The answer is not a hut in the woods says a wise, charismatic but pretentious internet man. He convinced me. Somehow I now think that my isolation from the outside world is not only impossible but also undesired. Companionship is what I crave for, and I want to quit the game when my expectations fail. The glass window between my thoughts and another’s perception dissolved, that’s what I want. I wish to receive the same care and love from another like a reflection from a mirror.

Who are we to claim freedom from others when none can isolate themselves from cries of friends and laughters of foes? Is there a single man in history who did not feel claws scratching the inner face of his stomach at the sight of a friend upset? Has anyone heard the tale of a hero who was not filled with rage instantly with every laughing breath of their nemesis? I have never been resistant to such influence from meaningful external factors, and I find it unlikely that I will ever be even though that is what I have been training for for a few years. It sounds powerful to live in complete solitude, very enticing. But every time, when there is the slightest possibility that I will make a positive difference in a friend’s mind, I stay with them. I have to. Otherwise the pain of not knowing will consume me bite by bite in my agony-filled cave of loneliness. And that cave, it’s an interesting place.

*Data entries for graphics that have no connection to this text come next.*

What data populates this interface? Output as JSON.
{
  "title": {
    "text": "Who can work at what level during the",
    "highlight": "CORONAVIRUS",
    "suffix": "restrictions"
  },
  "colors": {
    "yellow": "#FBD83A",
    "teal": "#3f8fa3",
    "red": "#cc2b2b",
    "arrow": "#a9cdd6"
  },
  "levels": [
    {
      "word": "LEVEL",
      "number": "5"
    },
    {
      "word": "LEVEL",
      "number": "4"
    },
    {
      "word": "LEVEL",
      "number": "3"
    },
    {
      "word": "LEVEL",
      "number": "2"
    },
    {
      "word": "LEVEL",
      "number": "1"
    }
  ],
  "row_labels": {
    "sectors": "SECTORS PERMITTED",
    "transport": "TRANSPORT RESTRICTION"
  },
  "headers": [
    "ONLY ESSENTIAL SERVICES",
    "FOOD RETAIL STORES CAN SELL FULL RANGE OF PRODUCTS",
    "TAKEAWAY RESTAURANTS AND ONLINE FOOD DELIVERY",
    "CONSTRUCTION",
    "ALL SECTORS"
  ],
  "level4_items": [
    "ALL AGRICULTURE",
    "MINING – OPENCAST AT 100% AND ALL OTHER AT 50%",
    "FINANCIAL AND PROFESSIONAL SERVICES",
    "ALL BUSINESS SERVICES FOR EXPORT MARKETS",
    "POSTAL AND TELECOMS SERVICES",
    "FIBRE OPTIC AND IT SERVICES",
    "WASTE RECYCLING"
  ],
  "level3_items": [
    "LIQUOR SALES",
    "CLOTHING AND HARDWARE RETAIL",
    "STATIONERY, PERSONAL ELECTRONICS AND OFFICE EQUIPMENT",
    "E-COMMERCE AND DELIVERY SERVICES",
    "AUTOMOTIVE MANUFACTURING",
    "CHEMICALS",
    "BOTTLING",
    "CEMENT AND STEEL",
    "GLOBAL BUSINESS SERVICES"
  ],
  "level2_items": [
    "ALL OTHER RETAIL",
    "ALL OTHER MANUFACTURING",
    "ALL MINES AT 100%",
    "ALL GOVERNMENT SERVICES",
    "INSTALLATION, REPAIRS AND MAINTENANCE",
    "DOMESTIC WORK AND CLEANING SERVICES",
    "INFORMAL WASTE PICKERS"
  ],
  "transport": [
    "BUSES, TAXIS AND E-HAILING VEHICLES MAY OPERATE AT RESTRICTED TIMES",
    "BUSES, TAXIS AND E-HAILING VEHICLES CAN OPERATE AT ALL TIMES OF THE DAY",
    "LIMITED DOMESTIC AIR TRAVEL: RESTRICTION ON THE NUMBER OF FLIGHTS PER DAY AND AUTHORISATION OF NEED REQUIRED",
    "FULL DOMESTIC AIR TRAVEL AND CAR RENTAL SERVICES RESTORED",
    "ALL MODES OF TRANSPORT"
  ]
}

Magic always seems to be under the rainbow or above the fluffy white clouds, but all mighty wizards secretly reside in my cave. They cast their spells so unpredictibly that none can expect what is to happen in my cave next second. Though I call it my cave, I am indeed but a vessel and the cave is the captain, the mad captain with chaotic voices in his head coming from another world. The only thing stationary in the cave is the relationship between it and me. I have to adapt quite quickly to its state at all times. Such a hassle.

Coming back to the answer, if it is not a hut in the woods, may it be a hug in the woods then? Why wouldn’t it be? A friend wraps you in their arms and takes you in. Is that not a sign of acceptance? Is that not a comforting act? Is that not how I am bound, and keep myself bonded?

Unfortunately, no. A hug is never perfect. It is too long when it’s bad, and too short when it’s good. It is too tight when bad, and too loose when good. It smells disgusting when bad, inviting when good. A hug, when good, becomes an addiction buried in mind. It haunts the mind with vivid dreams of more hugs, more comfort, more safety, love… Love that is too far way now, and it hurts. When bad, it becomes a regret. A regret is a deep wound never to leave the soul even if it forgives the body. Something so small as a hug can carve such a deep wound whose hurtful qualities no hug is then safe from.

O’ how I wish that a hug was the answer. In the woods, alone, connected as if the stone-cold walls are crushed to dust. The word “one” gains a new meaning never to lose it again, for now is a whole eternity and we are now a whole. But no, a hug in the woods is not the answer either.